Handling errors in this SDK should largely match your expectations. All operations return a response object or an error, they will never return both.

By Default, an API error will return sdkerrors.SDKError. When custom error responses are specified for an operation, the SDK may also return their associated error. You can refer to respective Errors tables in SDK docs for more details on possible error types for each operation.

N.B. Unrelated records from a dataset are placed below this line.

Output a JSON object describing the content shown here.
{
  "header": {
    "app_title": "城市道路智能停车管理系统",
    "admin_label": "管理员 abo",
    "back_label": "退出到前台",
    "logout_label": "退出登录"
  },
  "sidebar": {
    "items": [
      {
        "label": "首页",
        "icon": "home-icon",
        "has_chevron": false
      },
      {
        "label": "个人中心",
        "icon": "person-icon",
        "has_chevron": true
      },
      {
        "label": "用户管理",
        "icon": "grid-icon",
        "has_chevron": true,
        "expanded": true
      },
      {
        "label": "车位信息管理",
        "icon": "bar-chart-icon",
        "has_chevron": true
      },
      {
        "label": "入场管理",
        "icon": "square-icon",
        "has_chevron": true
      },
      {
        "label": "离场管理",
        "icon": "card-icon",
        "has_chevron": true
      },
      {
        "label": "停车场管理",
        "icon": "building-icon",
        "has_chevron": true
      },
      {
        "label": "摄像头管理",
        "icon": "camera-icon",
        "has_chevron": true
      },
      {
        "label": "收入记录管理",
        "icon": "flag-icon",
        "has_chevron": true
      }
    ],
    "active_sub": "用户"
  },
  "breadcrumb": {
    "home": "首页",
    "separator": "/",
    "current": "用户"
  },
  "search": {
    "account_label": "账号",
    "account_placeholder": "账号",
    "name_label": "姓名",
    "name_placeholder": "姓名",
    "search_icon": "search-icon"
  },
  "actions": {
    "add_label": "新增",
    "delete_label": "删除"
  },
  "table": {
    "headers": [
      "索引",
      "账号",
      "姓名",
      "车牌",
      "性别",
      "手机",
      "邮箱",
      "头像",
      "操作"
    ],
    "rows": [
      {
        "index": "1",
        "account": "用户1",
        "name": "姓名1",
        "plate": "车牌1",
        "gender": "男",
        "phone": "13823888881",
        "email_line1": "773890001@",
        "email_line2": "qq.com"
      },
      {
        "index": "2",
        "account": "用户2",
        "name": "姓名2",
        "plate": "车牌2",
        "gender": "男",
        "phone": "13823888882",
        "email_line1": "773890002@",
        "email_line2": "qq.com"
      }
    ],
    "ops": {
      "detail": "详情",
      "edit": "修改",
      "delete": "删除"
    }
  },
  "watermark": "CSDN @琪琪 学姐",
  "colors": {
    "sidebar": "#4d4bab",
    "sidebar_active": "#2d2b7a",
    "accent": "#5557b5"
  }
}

For example, the CreateService function may return the following errors:

Error Type Status Code Content Type
sdkerrors.ErrorEntity 400 application/json
sdkerrors.SDKError 4XX, 5XX */*

Example

package main

import (
	"context"
	"errors"
	"firehydrant"
	"firehydrant/models/components"
	"firehydrant/models/sdkerrors"
	"log"
)

func main() {
	ctx := context.Background()

	s := firehydrant.New(
		firehydrant.WithSecurity(components.Security{
			APIKey: "<YOUR_API_KEY_HERE>",
		}),
	)

	res, err := s.CatalogEntries.CreateService(ctx, components.CreateService{
		Name: "<value>",
	})
	if err != nil {

		var e *sdkerrors.ErrorEntity
		if errors.As(err, &e) {
			// handle error
			log.Fatal(e.Error())
		}

		var e *sdkerrors.SDKError
		if errors.As(err, &e) {
			// handle error
			log.Fatal(e.Error())
		}
	}
}

Server Selection

Override Server URL Per-Client

The default server can be overridden globally using the WithServerURL(serverURL string) option when initializing the SDK client instance. For example:

package main

import (
	"context"
	"firehydrant"
	"firehydrant/models/components"
	"log"
)

func main() {
	ctx := context.Background()

	s := firehydrant.New(
		firehydrant.WithServerURL("https://api.firehydrant.io/"),
		firehydrant.WithSecurity(components.Security{
			APIKey: "<YOUR_API_KEY_HERE>",
		}),
	)

	res, err := s.AccountSettings.Ping(ctx)
	if err != nil {
		log.Fatal(err)
	}
	if res != nil {
		// handle response
	}
}

Custom HTTP Client

The Go SDK makes API calls that wrap an internal HTTP client. The requirements for the HTTP client are very simple. It must match this interface:

type HTTPClient interface {
	Do(req *http.Request) (*http.Response, error)
}

The built-in net/http client satisfies this interface and a default client based on the built-in is provided by default. To replace this default with a client of your own, you can implement this interface yourself or provide your own client configured as desired. Here's a simple example, which adds a client with a 30 second timeout.

import (
	"net/http"
	"time"
	"github.com/myorg/your-go-sdk"
)

var (
	httpClient = &http.Client{Timeout: 30 * time.Second}
	sdkClient  = sdk.New(sdk.WithClient(httpClient))
)

This can be a convenient way to configure timeouts, cookies, proxies, custom headers, and other low-level configuration.

Special Types

This SDK defines the following custom types to assist with marshalling and unmarshalling data.

Date

types.Date is a wrapper around time.Time that allows for JSON marshaling a date string formatted as "2006-01-02".

Usage

d1 := types.NewDate(time.Now()) // returns *types.Date

d2 := types.DateFromTime(time.Now()) // returns types.Date

d3, err := types.NewDateFromString("2019-01-01") // returns *types.Date, error

d4, err := types.DateFromString("2019-01-01") // returns types.Date, error

d5 := types.MustNewDateFromString("2019-01-01") // returns *types.Date and panics on error

d6 := types.MustDateFromString("2019-01-01") // returns types.Date and panics on error

Development

Maturity

This SDK is in beta, and there may be breaking changes between versions without a major version update. Therefore, we recommend pinning usage to a specific package version. This way, you can install the same version each time without breaking changes unless you are intentionally looking for the latest version.

Contributions

While we value open-source contributions to this SDK, this library is generated programmatically. Any manual changes added to internal files will be overwritten on the next generation. We look forward to hearing your feedback. Feel free to open a PR or an issue with a proof of concept and we'll do our best to include it in a future release.